Comment percevez-vous aujourd’hui les principaux facteurs de stress ou de fragilisation psychologique chez les collaborateurs d’une entreprise ?
Aujourd’hui, trois principaux facteurs fragilisent la santé psychique des collaborateurs. La première concerne la surcharge cognitive, alimentée par une hyperconnexion permanente qui épuise les ressources attentionnelles des collaborateurs au quotidien.
La deuxième relève de l’incertitude organisationnelle, marquée par des changements rapides souvent mal accompagnés, qui entretiennent un climat d’instabilité. Cette fragilité est d’autant plus accentuée par le contexte social français actuel, qui renforce le sentiment d’incertitude.

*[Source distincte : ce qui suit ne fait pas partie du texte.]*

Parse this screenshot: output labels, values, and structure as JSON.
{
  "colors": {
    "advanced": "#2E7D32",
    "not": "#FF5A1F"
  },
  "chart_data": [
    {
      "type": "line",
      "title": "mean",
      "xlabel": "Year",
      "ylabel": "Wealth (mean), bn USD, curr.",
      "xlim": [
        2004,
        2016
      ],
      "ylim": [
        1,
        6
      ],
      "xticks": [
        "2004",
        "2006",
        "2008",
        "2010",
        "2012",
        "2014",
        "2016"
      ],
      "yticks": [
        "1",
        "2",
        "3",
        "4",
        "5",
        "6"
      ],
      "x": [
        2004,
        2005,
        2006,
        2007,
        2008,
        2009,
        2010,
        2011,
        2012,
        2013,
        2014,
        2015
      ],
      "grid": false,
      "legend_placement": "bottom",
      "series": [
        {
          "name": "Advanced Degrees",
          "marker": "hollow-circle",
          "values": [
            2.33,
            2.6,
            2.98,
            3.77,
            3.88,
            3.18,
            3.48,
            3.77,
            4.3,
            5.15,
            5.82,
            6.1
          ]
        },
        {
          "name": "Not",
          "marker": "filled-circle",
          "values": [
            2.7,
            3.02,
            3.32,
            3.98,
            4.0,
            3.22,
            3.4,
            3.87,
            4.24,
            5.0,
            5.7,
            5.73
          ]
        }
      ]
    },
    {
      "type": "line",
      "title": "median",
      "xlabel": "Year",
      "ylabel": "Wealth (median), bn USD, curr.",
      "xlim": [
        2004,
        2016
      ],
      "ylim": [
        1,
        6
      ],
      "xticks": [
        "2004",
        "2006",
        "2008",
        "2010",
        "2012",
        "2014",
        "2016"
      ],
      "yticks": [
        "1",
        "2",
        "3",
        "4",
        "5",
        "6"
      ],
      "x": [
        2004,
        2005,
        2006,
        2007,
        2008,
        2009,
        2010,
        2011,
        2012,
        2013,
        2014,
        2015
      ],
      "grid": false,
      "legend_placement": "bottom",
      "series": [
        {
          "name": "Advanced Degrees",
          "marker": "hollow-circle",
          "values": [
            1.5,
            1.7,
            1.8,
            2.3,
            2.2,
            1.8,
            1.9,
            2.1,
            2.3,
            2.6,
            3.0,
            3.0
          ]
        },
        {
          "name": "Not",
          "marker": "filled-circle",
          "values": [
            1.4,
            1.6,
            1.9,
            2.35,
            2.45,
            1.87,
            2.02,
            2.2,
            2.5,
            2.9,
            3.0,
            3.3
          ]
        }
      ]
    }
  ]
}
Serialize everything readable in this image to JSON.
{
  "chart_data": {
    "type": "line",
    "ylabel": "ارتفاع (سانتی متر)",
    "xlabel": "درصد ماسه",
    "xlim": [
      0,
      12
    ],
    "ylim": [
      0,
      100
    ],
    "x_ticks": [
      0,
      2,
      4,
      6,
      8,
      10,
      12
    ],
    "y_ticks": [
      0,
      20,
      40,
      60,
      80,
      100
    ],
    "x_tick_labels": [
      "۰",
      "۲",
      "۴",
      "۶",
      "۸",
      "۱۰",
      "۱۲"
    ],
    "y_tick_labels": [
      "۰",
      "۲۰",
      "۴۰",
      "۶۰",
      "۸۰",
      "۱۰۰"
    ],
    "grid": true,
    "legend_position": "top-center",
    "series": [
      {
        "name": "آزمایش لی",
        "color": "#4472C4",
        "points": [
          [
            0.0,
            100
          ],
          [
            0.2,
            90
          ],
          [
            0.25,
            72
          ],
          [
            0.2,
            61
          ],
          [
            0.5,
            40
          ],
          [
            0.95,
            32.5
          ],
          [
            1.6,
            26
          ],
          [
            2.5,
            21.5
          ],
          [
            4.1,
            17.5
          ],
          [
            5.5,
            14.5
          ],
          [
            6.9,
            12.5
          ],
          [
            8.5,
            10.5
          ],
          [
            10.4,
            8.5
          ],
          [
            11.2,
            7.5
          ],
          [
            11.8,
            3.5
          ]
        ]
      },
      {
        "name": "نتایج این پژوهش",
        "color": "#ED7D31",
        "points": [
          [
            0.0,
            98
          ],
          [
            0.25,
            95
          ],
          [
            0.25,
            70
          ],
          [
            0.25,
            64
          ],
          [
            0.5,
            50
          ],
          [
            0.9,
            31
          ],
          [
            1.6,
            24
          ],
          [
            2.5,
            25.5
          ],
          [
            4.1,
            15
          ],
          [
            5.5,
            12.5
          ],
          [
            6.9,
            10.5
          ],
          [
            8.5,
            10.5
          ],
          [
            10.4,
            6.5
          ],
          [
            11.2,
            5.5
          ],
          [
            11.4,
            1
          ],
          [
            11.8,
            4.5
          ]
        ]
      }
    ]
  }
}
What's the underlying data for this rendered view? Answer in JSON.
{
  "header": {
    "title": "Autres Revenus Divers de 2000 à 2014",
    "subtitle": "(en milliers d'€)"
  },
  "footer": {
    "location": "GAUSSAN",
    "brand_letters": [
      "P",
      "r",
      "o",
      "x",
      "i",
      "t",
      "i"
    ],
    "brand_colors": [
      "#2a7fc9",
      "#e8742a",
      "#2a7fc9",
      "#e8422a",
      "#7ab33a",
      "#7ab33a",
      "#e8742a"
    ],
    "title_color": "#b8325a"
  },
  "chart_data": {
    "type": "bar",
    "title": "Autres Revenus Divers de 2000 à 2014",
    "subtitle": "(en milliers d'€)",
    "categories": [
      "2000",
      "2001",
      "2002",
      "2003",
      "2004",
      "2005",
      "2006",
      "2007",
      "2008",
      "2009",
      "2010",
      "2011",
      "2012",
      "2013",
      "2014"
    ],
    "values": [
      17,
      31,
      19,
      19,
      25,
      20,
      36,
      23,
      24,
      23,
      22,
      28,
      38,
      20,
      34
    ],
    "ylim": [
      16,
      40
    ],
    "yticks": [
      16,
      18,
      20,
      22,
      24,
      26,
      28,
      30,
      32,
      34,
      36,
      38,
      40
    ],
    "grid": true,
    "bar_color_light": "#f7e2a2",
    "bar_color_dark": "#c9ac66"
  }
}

Enfin, on observe depuis plusieurs années une perte progressive du sens au travail. L’hyperdigitalisation accentue ce phénomène en transformant parfois l’expérience professionnelle en une succession de tâches dématérialisées, ce qui finit par user la motivation et fragiliser la santé psychique des collaborateurs.
À ces facteurs s’ajoute un brouillage croissant des frontières entre vie professionnelle et vie personnelle, qui prive nombre de collaborateurs de la possibilité de réellement se déconnecter et de récupérer.
Quelles initiatives ou dispositifs les entreprises peuvent-elles mettre en place pour favoriser le bien-être et la santé mentale ?
Les dispositifs pertinents reposent sur une articulation claire entre prévention primaire, secondaire et tertiaire. La prévention commence par des actions de terrain comme organiser la charge de travail, clarifier les priorités et former les managers à repérer les signaux de fragilité. Ces mesures doivent ensuite s’inscrire dans un plan structuré intégrant des espaces d’écoute, un accompagnement psychologique et un management outillé. Cette continuité permet de bâtir une démarche de prévention cohérente, durable et vectrice de sens.
Comment mesurez-vous l’impact de la santé mentale sur la performance, la motivation et la fidélisation des salariés ?
La santé mentale pèse directement sur le quotidien des collaborateurs. Dans les faits, 47 % des salariés déclarent travailler moins efficacement en raison de leur état psychologique, et 21 % voient leur motivation baisser quand le stress s’installe.
Plus préoccupant encore, 34 % envisagent de quitter leur entreprise pour préserver leur santé mentale. Autrement dit, la santé mentale reste mesurable malgré son caractère moins bruyant et les chiffres soulignent un besoin urgent de prise en charge pour les entreprises françaises.
Selon vous, quelles actions prioritaires devraient être renforcées ou créées pour améliorer durablement la qualité de vie et prévenir l’épuisement professionnel ?
Les actions à mettre en place doivent s’inscrire dans une démarche structurée et porteuse de sens pour l’ensemble des collaborateurs. La première étape consiste à mesurer le climat social et le capital humain grâce à des baromètres réguliers. Cette étape fournit une base pour analyser les indicateurs quantitatifs et qualitatifs et ainsi élaborer un plan d’actions concerté avec les différentes parties prenantes de l’entreprise (direction, collaborateurs, CSE). Ce plan doit articuler l’ensemble des niveaux de prévention afin d’assurer une réponse cohérente.
Enfin, l’intégration d’une boucle d’amélioration continue, articulée autour de bilans périodiques, permet non seulement d’évaluer l’impact des actions engagées mais aussi d’anticiper les évolutions du climat social et de redéfinir les priorités de prévention de manière stratégique.